Gottfried Lindauer, Chief Ngatai-Raure. Photo courtesy International Art Center.

In April, two 133-year-old paintings of Māori tribal leaders Chief and Chieftainess Ngatai-Raure by Gottfried Lindauer were stolen from an Auckland gallery in a 4 am smash-and-grab raid.

Now, an online bitcoin auction for a stolen Lindauer painting has some wondering whether the dark web presents a new threat to the legitimate fine-art market. But the director of International Art Center, the Auckland gallery that the work was stolen from, has assured artnet News that the painting being advertised is a fake.

“It is obvious this is a hoax,” wrote International Art Center director Richard Thomson in an email to artnet News, adding that “no serious art collector” would be buying art on the dark web. (This is not to say, however, that nobody buys art on the dark web—in fact, new tools have been developed to spot fakes or stolen works sold in these shadowy parts of the internet.)

The auction for the portrait Chief Ngatai-Raure (1884), which has been running on the illicit White Shadow market for at least a month, was brought to wide attention by an article in Wired last week. The technology magazine reported the listing by seller “Diabolo” as reading, “Here you can bid on an [sic] TOP SECRET original Painting from Bohemian painter Gottfried Lindauer that was stolen in New Zealand, Auckland 2017.”

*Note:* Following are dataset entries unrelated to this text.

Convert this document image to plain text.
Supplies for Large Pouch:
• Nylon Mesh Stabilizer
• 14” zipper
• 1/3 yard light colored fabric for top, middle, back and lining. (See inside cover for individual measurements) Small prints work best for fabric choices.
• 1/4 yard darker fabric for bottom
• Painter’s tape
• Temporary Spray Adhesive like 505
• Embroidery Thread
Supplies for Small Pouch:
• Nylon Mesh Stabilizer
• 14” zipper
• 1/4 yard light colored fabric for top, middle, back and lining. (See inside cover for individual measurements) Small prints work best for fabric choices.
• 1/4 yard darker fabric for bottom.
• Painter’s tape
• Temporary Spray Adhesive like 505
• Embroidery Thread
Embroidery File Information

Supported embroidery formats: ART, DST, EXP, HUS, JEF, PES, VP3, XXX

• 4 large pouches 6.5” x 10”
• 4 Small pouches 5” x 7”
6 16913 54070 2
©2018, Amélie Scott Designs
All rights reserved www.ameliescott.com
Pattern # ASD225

The auction is scheduled to end on December 28. There have been several bids already, the leading of which is 35.1129 bitcoin, which is equal to around $350,000 and exceeds the painting’s legitimate auction price. The “buy now” price is more than $800,000.

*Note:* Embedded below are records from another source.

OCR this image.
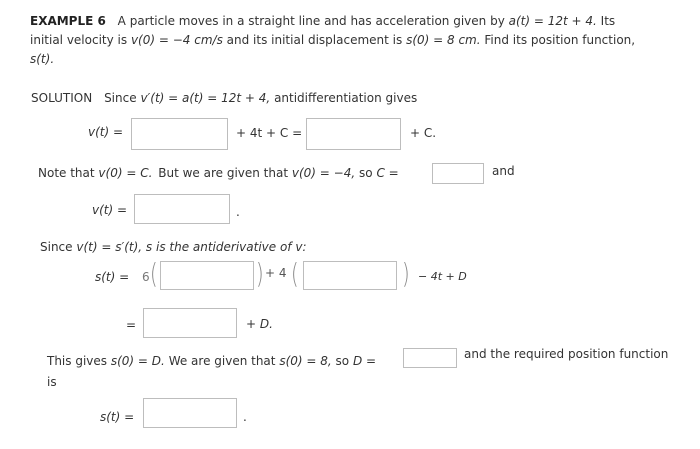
EXAMPLE 6 A particle moves in a straight line and has acceleration given by a(t) = 12t + 4. Its
initial velocity is v(0) = −4 cm/s and its initial displacement is s(0) = 8 cm. Find its position function,
s(t).
SOLUTION Since v′(t) = a(t) = 12t + 4, antidifferentiation gives
v(t) =	+ 4t + C =	+ C.
Note that v(0) = C. But we are given that v(0) = −4, so C =	and
v(t) =	.
Since v(t) = s′(t), s is the antiderivative of v:
s(t) = 6 (	) + 4 (	) − 4t + D
=	+ D.
This gives s(0) = D. We are given that s(0) = 8, so D =	and the required position function
is
s(t) =	.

“The paintings were worth between NZ$350,000-450,000 ($250,000-$300,000) each but for the time being they are absolutely worthless—even in an underworld—until clear title can be given,” said Thomson. “Whoever is bidding should have purchased them from us in the first place and saved themselves a whole lot of money and trouble. But of course that’s all smoke and mirrors too—there is no such person. It’s absolute nonsense.”

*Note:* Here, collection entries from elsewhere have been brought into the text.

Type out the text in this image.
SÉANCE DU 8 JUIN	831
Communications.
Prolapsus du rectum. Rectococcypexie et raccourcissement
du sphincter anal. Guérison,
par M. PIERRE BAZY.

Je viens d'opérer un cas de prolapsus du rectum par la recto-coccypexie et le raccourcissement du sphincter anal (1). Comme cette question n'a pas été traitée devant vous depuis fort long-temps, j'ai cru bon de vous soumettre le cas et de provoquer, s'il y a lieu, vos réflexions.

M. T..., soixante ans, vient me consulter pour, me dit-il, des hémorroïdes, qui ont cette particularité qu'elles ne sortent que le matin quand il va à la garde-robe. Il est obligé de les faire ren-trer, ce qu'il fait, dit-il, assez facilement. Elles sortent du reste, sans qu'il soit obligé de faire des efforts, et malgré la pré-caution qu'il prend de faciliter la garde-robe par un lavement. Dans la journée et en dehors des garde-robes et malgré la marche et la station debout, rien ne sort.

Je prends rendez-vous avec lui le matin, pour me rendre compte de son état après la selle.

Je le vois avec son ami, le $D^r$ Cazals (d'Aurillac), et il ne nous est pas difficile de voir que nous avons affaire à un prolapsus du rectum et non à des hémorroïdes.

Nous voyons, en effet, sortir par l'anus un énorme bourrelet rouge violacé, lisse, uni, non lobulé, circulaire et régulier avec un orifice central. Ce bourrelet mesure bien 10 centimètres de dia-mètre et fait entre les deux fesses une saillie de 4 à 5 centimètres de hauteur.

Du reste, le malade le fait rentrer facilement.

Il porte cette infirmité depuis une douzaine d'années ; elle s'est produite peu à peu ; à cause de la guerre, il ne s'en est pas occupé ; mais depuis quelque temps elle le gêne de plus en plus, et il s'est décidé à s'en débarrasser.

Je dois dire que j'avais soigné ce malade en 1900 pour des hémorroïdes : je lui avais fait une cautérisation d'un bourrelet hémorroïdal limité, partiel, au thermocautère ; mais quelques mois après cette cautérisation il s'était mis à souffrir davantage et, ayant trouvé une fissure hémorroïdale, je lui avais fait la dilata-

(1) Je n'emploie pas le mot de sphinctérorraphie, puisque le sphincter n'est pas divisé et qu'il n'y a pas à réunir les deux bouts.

Gottfried Lindauer, Chieftainess Ngatai-Raure. Photo courtesy International Art Center.

Thomson maintains the painting that is advertised online is a forgery. “The picture is photoshopped into an antique frame. It is incorrectly proportioned and there are subtle things that only I know,” he explained. “The seller is also offering a $10 million jet. But there are no remotely similar jets missing. Go figure!”

Alongside Charles Frederick Goldie, Lindauer is the best known painter of New Zealand’s indigenous tribes and his paintings can fetch a lot on the market. According to the artnet price database the Czech artist’s auction record is for Hinemoa (1899), which sold at Christie’s London in 2016 for £125,000 ($154,817).

The sale of Lindauer’s portraits of tribal ancestors can be controversial because of the indigenous belief that the paintings are living descendants. When a Lindauer exhibition came to Berlin in 2014, a blessing was carried out by the Haerewa—the Auckland Art Gallery’s Māori Advisory Group)—supported by nine members of the Ngati Ranana Māori London Club.

Thomson said the International Art Center had worked closely with ancestors and whanau (or extended family), who have “continually supported us in the identification of subjects by these artists.” If the stolen works are recovered by authorities, they’ll be owned by insurance companies, an unbefitting fate for the ancestors depicted.

As to what the Māori make of the theft, Thomson demurs. “All they tell me is that bad karma will be visiting the culprits soon—if it has not already.”